Monday, January 21, 2008

Suba--Manhattan

212.982.5714

So here is my problem with ultra chic, sparkling new, saccharine restaurants: they intimidate me. It’s not their polished sterility, nor their eclectic cuisine, or well thought out décor, I actually think that it’s the staff. They hold themselves with the air that they some how out interviewed thousands of other village-voice applicants on some Wednesday morning, and earned the right to be snooty. Now Suba, a new ultra-chic, sparkling new, restaurant on the Lower East Side, did not have particularly snooty staff, but it didn’t matter, it wanted to be place like those other places so that’s good enough for me.

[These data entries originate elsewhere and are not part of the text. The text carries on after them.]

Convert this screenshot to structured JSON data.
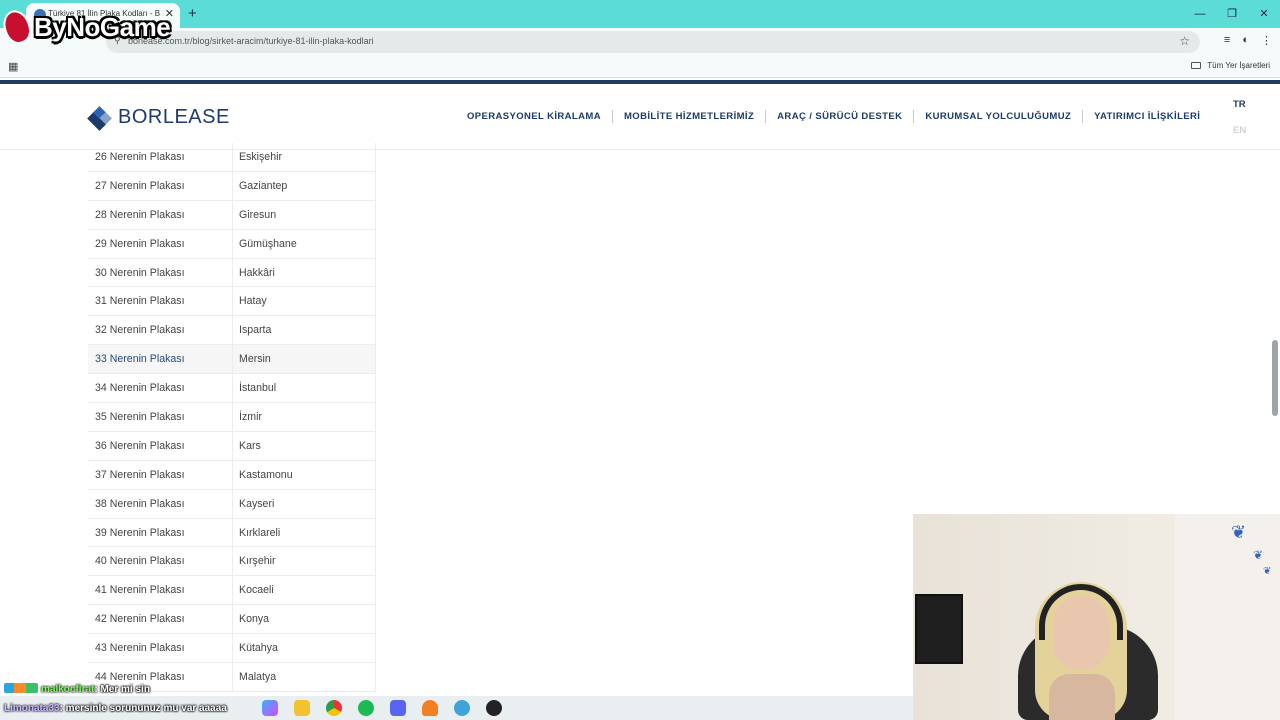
{
  "browser": {
    "tab_title": "Türkiye 81 İlin Plaka Kodları - B",
    "tab_close": "✕",
    "new_tab": "+",
    "url": "borlease.com.tr/blog/sirket-aracim/turkiye-81-ilin-plaka-kodlari",
    "star": "☆",
    "window_controls": [
      "—",
      "❐",
      "✕"
    ],
    "bookmarks_all": "Tüm Yer İşaretleri"
  },
  "site": {
    "logo_text": "BORLEASE",
    "nav": [
      "OPERASYONEL KİRALAMA",
      "MOBİLİTE HİZMETLERİMİZ",
      "ARAÇ / SÜRÜCÜ DESTEK",
      "KURUMSAL YOLCULUĞUMUZ",
      "YATIRIMCI İLİŞKİLERİ"
    ],
    "lang_active": "TR",
    "lang_inactive": "EN",
    "colors": {
      "brand_navy": "#1d3b6a",
      "logo_blue": "#2a63b8"
    }
  },
  "table": {
    "rows": [
      [
        "26 Nerenin Plakası",
        "Eskişehir"
      ],
      [
        "27 Nerenin Plakası",
        "Gaziantep"
      ],
      [
        "28 Nerenin Plakası",
        "Giresun"
      ],
      [
        "29 Nerenin Plakası",
        "Gümüşhane"
      ],
      [
        "30 Nerenin Plakası",
        "Hakkâri"
      ],
      [
        "31 Nerenin Plakası",
        "Hatay"
      ],
      [
        "32 Nerenin Plakası",
        "Isparta"
      ],
      [
        "33 Nerenin Plakası",
        "Mersin"
      ],
      [
        "34 Nerenin Plakası",
        "İstanbul"
      ],
      [
        "35 Nerenin Plakası",
        "İzmir"
      ],
      [
        "36 Nerenin Plakası",
        "Kars"
      ],
      [
        "37 Nerenin Plakası",
        "Kastamonu"
      ],
      [
        "38 Nerenin Plakası",
        "Kayseri"
      ],
      [
        "39 Nerenin Plakası",
        "Kırklareli"
      ],
      [
        "40 Nerenin Plakası",
        "Kırşehir"
      ],
      [
        "41 Nerenin Plakası",
        "Kocaeli"
      ],
      [
        "42 Nerenin Plakası",
        "Konya"
      ],
      [
        "43 Nerenin Plakası",
        "Kütahya"
      ],
      [
        "44 Nerenin Plakası",
        "Malatya"
      ]
    ],
    "hovered_row_index": 7
  },
  "overlay": {
    "brand": "ByNoGame",
    "chat": [
      {
        "user": "malkocfirat",
        "message": ": Mer mi sin"
      },
      {
        "user": "Limonata33",
        "message": ": mersinle sorununuz mu var aaaaa"
      }
    ]
  }
}
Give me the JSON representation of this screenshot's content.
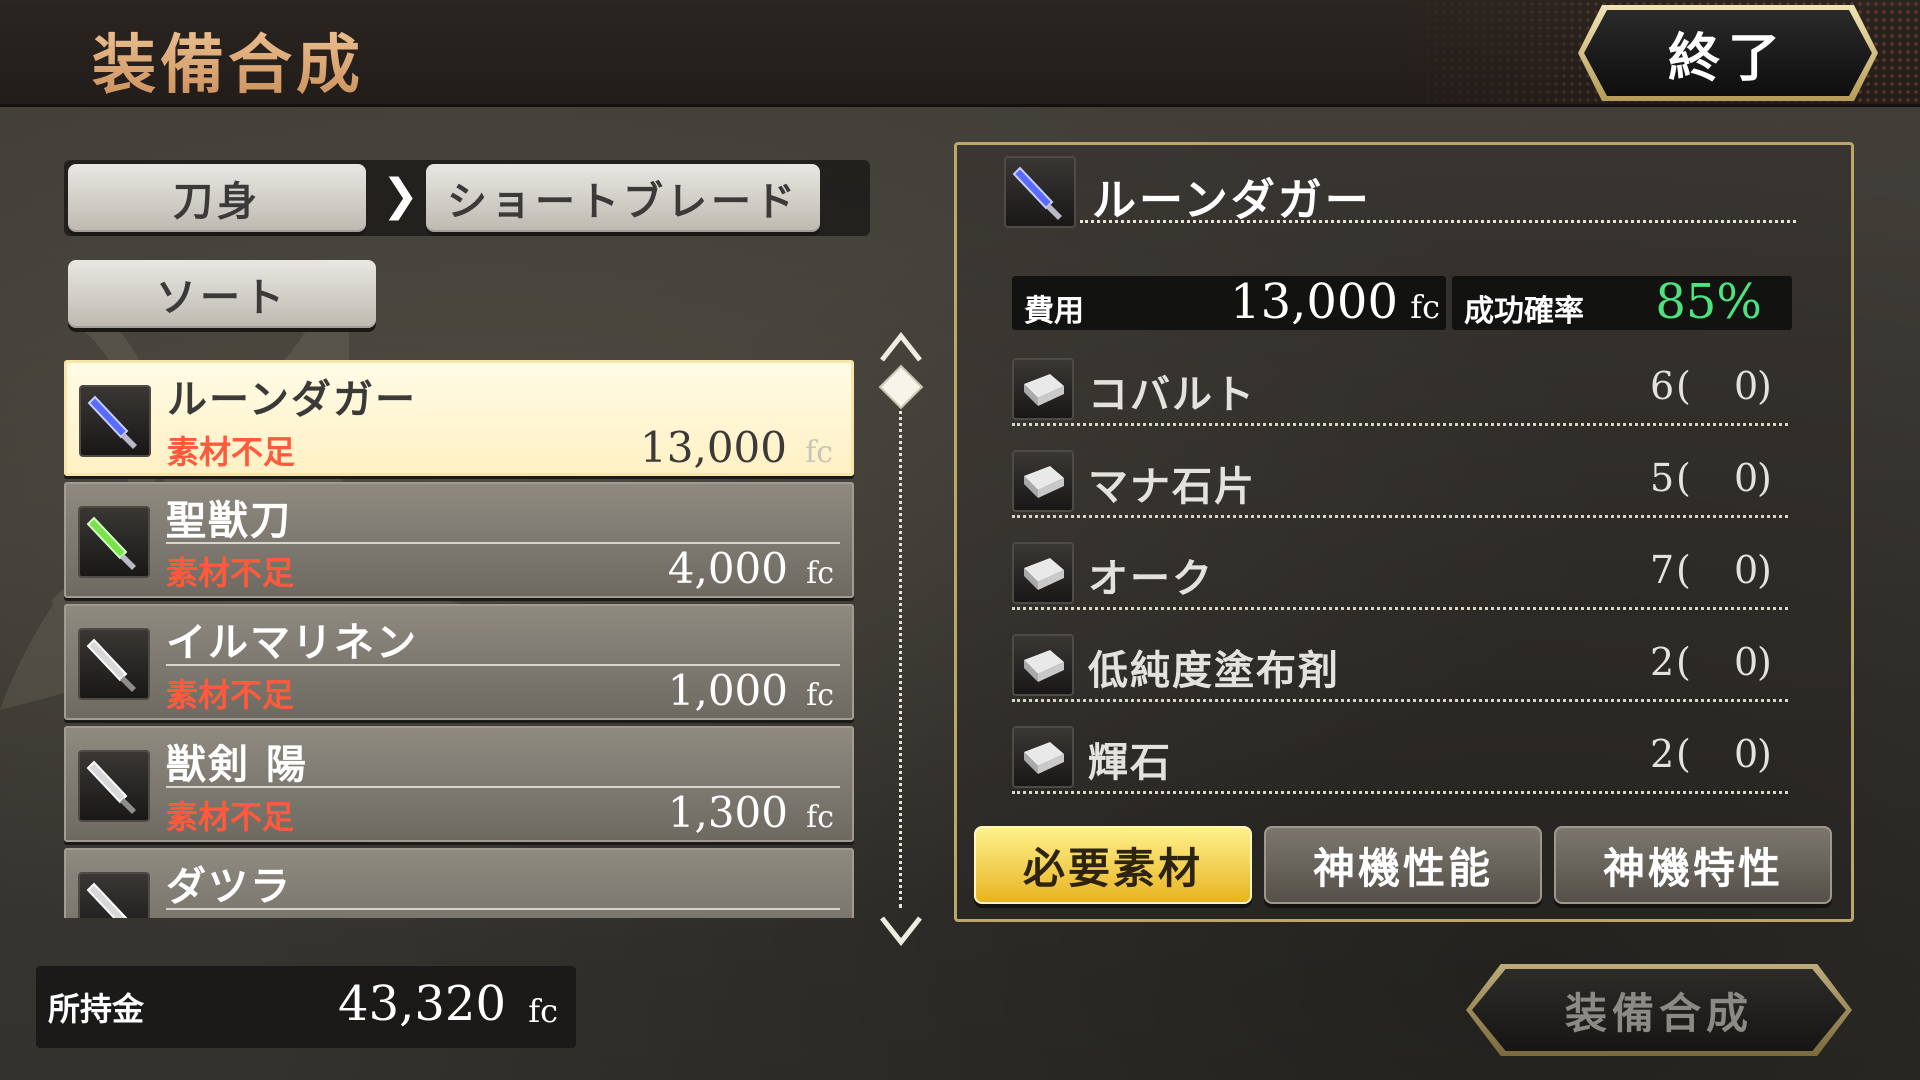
{
  "header": {
    "title": "装備合成",
    "end_label": "終了"
  },
  "breadcrumb": {
    "category": "刀身",
    "separator": "❯",
    "subcategory": "ショートブレード"
  },
  "sort": {
    "label": "ソート"
  },
  "list": {
    "items": [
      {
        "name": "ルーンダガー",
        "status": "素材不足",
        "price": "13,000",
        "unit": "fc",
        "icon": "rune-dagger-icon",
        "icon_color": "#5a6bff",
        "selected": true
      },
      {
        "name": "聖獣刀",
        "status": "素材不足",
        "price": "4,000",
        "unit": "fc",
        "icon": "holy-beast-sword-icon",
        "icon_color": "#79e24c",
        "selected": false
      },
      {
        "name": "イルマリネン",
        "status": "素材不足",
        "price": "1,000",
        "unit": "fc",
        "icon": "dagger-icon",
        "icon_color": "#d8d8d8",
        "selected": false
      },
      {
        "name": "獣剣 陽",
        "status": "素材不足",
        "price": "1,300",
        "unit": "fc",
        "icon": "dagger-icon",
        "icon_color": "#d8d8d8",
        "selected": false
      },
      {
        "name": "ダツラ",
        "status": "",
        "price": "",
        "unit": "",
        "icon": "dagger-icon",
        "icon_color": "#d8d8d8",
        "selected": false
      }
    ]
  },
  "money": {
    "label": "所持金",
    "value": "43,320",
    "unit": "fc"
  },
  "detail": {
    "title": "ルーンダガー",
    "cost_label": "費用",
    "cost_value": "13,000",
    "cost_unit": "fc",
    "success_label": "成功確率",
    "success_value": "85%",
    "materials": [
      {
        "name": "コバルト",
        "required": "6",
        "owned": "0"
      },
      {
        "name": "マナ石片",
        "required": "5",
        "owned": "0"
      },
      {
        "name": "オーク",
        "required": "7",
        "owned": "0"
      },
      {
        "name": "低純度塗布剤",
        "required": "2",
        "owned": "0"
      },
      {
        "name": "輝石",
        "required": "2",
        "owned": "0"
      }
    ],
    "tabs": [
      {
        "label": "必要素材",
        "active": true
      },
      {
        "label": "神機性能",
        "active": false
      },
      {
        "label": "神機特性",
        "active": false
      }
    ]
  },
  "synthesize_button": {
    "label": "装備合成"
  },
  "colors": {
    "accent_gold": "#e8b321",
    "status_red": "#ff5a3c",
    "success_green": "#4de27d",
    "panel_border": "#bca66c"
  }
}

In all honesty I wasn’t intimidated as usual because this restaurant’s image hinged on a gimmick, somehow making the vibe more palatable, in that you now pity the staff the same way you pity the teenage kid operating the kiddy rides at Six Flags. You know he wants to run the roller coasters that have a steady stream of cute high-school chics with their vato boyfriends, but alas he’s sequestered to the bird cage and swinging toddlers around at the pace of a brisk walk. The gimmick behind Suba, which I’m sure means something in some other language –you look it up—is that the main dining room sits on a pool. If it didn’t have that, I don’t know why they would charge such high prices. And as far as gimmicks go it isn’t bad, I mean, the lighting on the waves gives the restaurant a cool glowy effect. But like most gimmicks though, this one wasn’t thought all the way through as the first thing our host, waiter, and busboy said to us was watch your stuff. Cool gimmick, where the fuck are the hooks?

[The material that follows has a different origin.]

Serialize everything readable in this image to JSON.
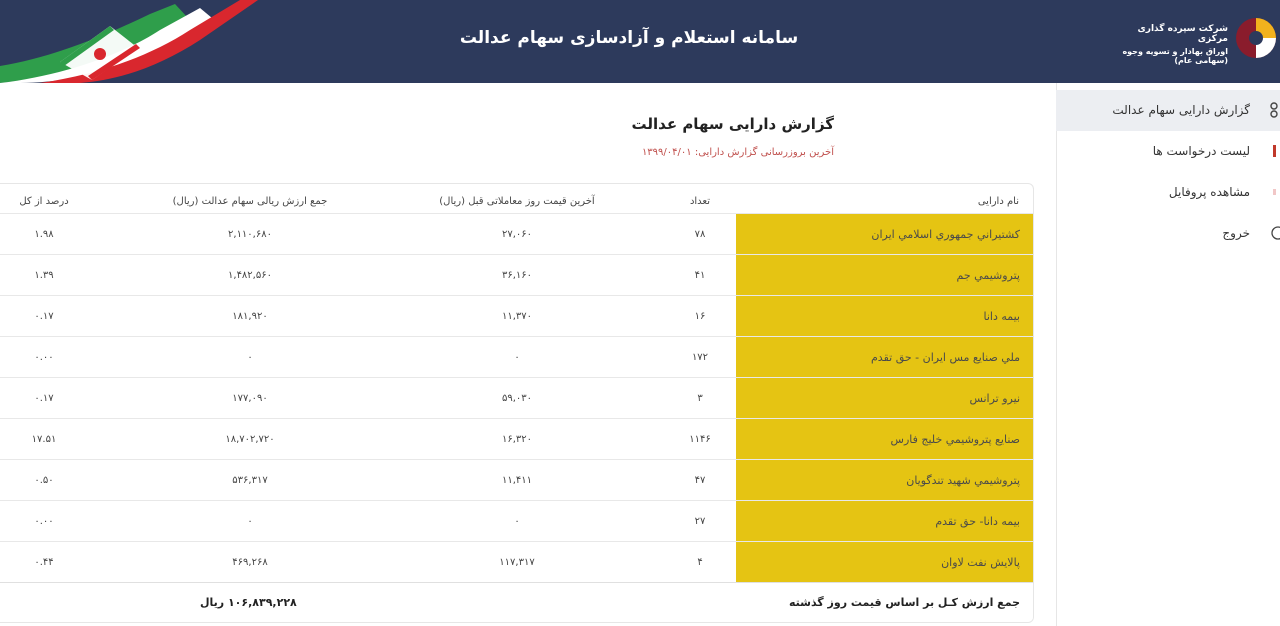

The staff was relatively knowledgeable, though the manager thought my tie didn’t look nice so how knowledgeable could he really be? The wine list was long and impressive, and our waiter was all over it, which is a big plus (refer to paragraph one). The tapas cuisine, however, was completely hit or miss. I could go into detail here, but it’s tapas. Tapas to me is like sushi. You’re going to order the same thing at every tapas place, so why go into detail about what I ordered, since my staple tapas order consists of dates and bacon, meatballs, and sautéed shrimp? If the food is good for my standby tapas order, then it is safe to presume it will be for yours. My meatballs were overcooked. I don’t think I had dates or shrimp. Another thing I don’t understand about tapas is the food intentionally delayed or is the chef just an asshole? I mean, is there ever a possibility that a tapas chef might actually get everything to the table at the exact same time? Or is it some sort of chef intuition, that she plans certain things to go with other certain things, and each particular order creates a different algorithm of timing? Or, is the chef a chef, in that she does whatever she pleases because she thinks her job is harder than anyone else’s? It doesn’t really matter, because aside from the scientific oddity of choice number two no answer is a good one. And that’s why the Spanish empire tumbled; they never knew what they were getting next.

So, I digress. Suba is an interesting place. It’s one of those bespectacled places in NYC that you’d take your easily impressed out of town friends to show off how cool a restaurant could look. And because your friends are so impressionable, they’d understand why things were overcooked, or the staff was snooty, or your hand bag fell into an over chlorinated Petri dish.